There have been times when he's whined a little at night (he's not very vocal) to get out, and there are times I've heard him "circling" so those are his way of saying he wants to go outside - but it's rare - maybe once or twice a year.
He didn't know how to behave in the house--this is what I guessed as Mac looks like he is a happy dog now!

Our dog thinks she wants to sleep with the big dogs (us) and tries to hog the bed, but the big dogs win! My sister says she wants to sleep in a big dog pile with us, but ah needs mah sleep.
bmsovick2 years ago
Being waterproof is nice but where does the pee go when Mac has an accident. My dog Phil has a peanut bladder and has accidents about once a week. I use blankets in his crate because they soak up the pee and are easy to toss in the washer but not nearly as comfy as your bed looks.
jwilliamsen (author)  bmsovick2 years ago
Mac has never actually peed in the house. His accidents usually happen when he gets sick - usually from something he eats - and they tend to be diarrhea (gross, but it happens).

You could still put a blanket or towel over this kind of mattress - or even a crib pad of some sort, I would think. The Cordura "grips" towels and other materials pretty well. The nice thing is that this mattress can be hosed off outside, or, in the bathtub when it's too cold out.
awesome instructable!
whit89652 years ago
very cool
I am thinking about making something to fit in the passager seat of my pickup truck for my dog she is always slipping and sliding
mahvin2 years ago
I'm assuming the final material covering is tacked or stapled down the same way as the batting? Did you cover the sides as one continuous piece or are they 3 separate pieces? Is the bed frame covered on the bottom or did you leave it open?
jwilliamsen (author)  mahvin2 years ago
Yes - the cover material is pulled down around the sides and stapled all around the perimeter along the bottom edge. The cover is one contiguous piece of material. If you look at Step 3, the 8th image shows the cover material in place. The frame on the bottom is left open - there's not real reason to cover it.
Apologies - I didn't see those other images. I kept thinking the arrow button would take me to the next set of steps. Now I know, otherwise. Thanks for the great instructable - my next project.
tn.2 years ago
fabulous! although i admit, when i first saw the picture, my thought was "finally! a use for all those useless crib bumper sets!", lol
ajmuller2 years ago
Nice job! I just bought a Kong bed for my dog, when that wears out, I will be doing this. I think the camo pattern might be what I look for on purpose, it give the bed a nice flair, and will hid a million puppy sins.
Quinkes2 years ago
a very handsome comfy dog.
batonas2 years ago
One lucky dog.
SarahDance2 years ago
Your bed has terrific structure and upholstery - reminds me of an elegant upholstered piece of furniture. I would love to make your version if I had the wood working tools and skills but I don't.
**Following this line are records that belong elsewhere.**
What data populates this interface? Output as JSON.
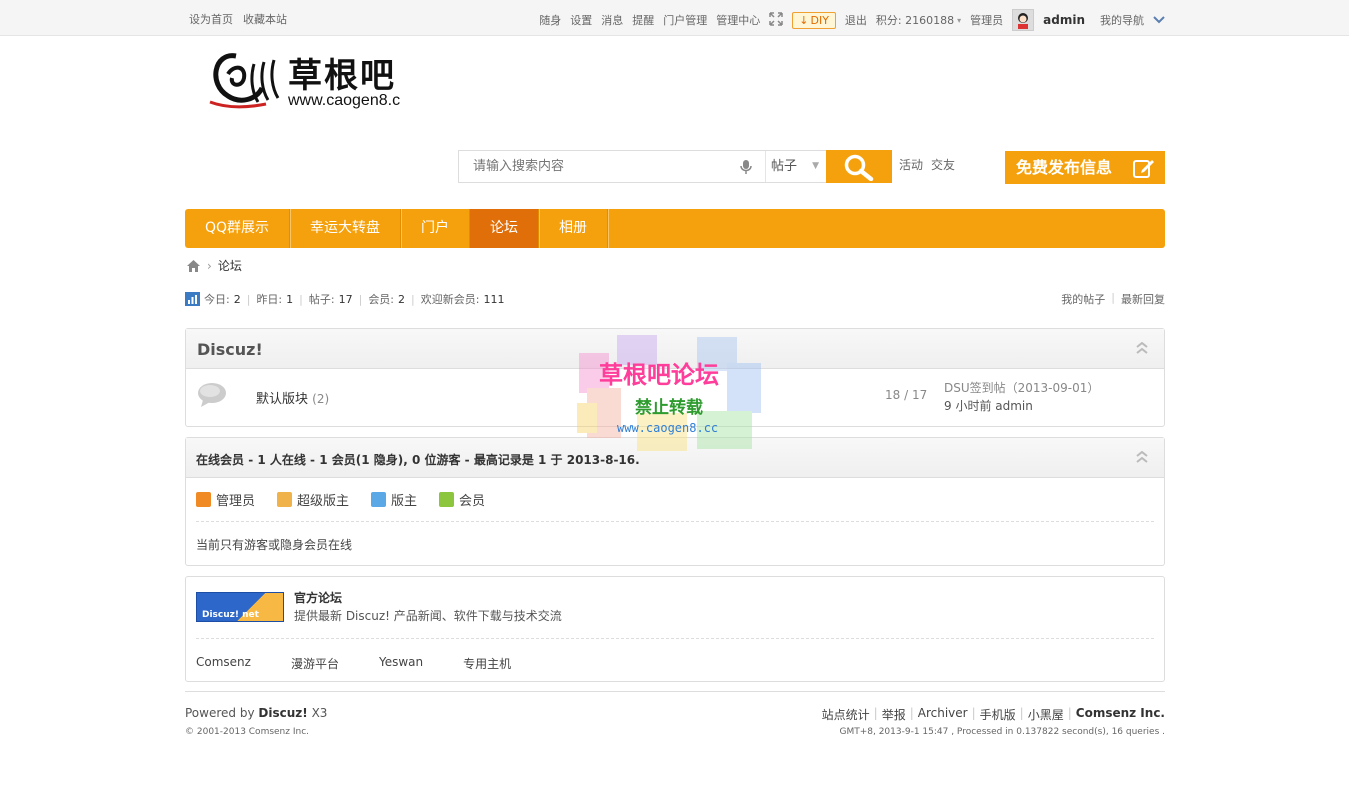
{
  "topbar": {
    "left_links": [
      "设为首页",
      "收藏本站"
    ],
    "right_links": [
      "随身",
      "设置",
      "消息",
      "提醒",
      "门户管理",
      "管理中心"
    ],
    "diy_label": "DIY",
    "logout": "退出",
    "credits": "积分: 2160188",
    "role": "管理员",
    "username": "admin",
    "my_nav": "我的导航"
  },
  "header": {
    "logo_text": "草根吧",
    "logo_url": "www.caogen8.c",
    "search": {
      "placeholder": "请输入搜索内容",
      "type": "帖子"
    },
    "hot_links": [
      "活动",
      "交友"
    ],
    "publish_label": "免费发布信息"
  },
  "nav": {
    "items": [
      "QQ群展示",
      "幸运大转盘",
      "门户",
      "论坛",
      "相册"
    ],
    "active_index": 3
  },
  "breadcrumb": {
    "current": "论坛"
  },
  "stats": {
    "today_label": "今日:",
    "today": "2",
    "yesterday_label": "昨日:",
    "yesterday": "1",
    "posts_label": "帖子:",
    "posts": "17",
    "members_label": "会员:",
    "members": "2",
    "newest_label": "欢迎新会员:",
    "newest": "111",
    "right_links": [
      "我的帖子",
      "最新回复"
    ]
  },
  "category": {
    "title": "Discuz!",
    "forum": {
      "name": "默认版块",
      "today_count": "(2)",
      "counts": "18 / 17",
      "last_post": "DSU签到帖（2013-09-01）",
      "last_time": "9 小时前 admin"
    }
  },
  "online": {
    "label": "在线会员",
    "summary": " - 1 人在线 - 1 会员(1 隐身), 0 位游客 - 最高记录是 1 于 2013-8-16.",
    "legend": [
      "管理员",
      "超级版主",
      "版主",
      "会员"
    ],
    "note": "当前只有游客或隐身会员在线"
  },
  "links": {
    "badge": "Discuz! net",
    "title": "官方论坛",
    "desc": "提供最新 Discuz! 产品新闻、软件下载与技术交流",
    "items": [
      "Comsenz",
      "漫游平台",
      "Yeswan",
      "专用主机"
    ]
  },
  "footer": {
    "powered_prefix": "Powered by",
    "powered_name": "Discuz!",
    "powered_ver": "X3",
    "copyright": "© 2001-2013 Comsenz Inc.",
    "links": [
      "站点统计",
      "举报",
      "Archiver",
      "手机版",
      "小黑屋"
    ],
    "company": "Comsenz Inc.",
    "gmt": "GMT+8, 2013-9-1 15:47 , Processed in 0.137822 second(s), 16 queries ."
  },
  "watermark": {
    "title": "草根吧论坛",
    "sub": "禁止转载",
    "url": "www.caogen8.cc"
  },
  "colors": {
    "accent": "#f5a10d",
    "nav_active": "#e06f0a"
  }
}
But I can sew and I used those skills to make my own dog bed about 6 months ago. Like you, I gave up on store-bought pet beds. I constructed one for my 11 pound terrier from a standard size bed pillow. I also made a velcro-close "pillow case" from sturdy, washable fabric. I compacted the pillow stuffing because it was too lofty and I reduced the footprint to fit inside the kennel. My dog was very much a puppy when I made this so I wanted to be able to throw every component into the washing machine. That is why I made a removable slipcover and why I used a human's bed pillow. So far, mine has held up well but that's only because my dog is small. Beds for bigger dogs like yours will be much more durable if you build them more like a piece of furniture just as you did.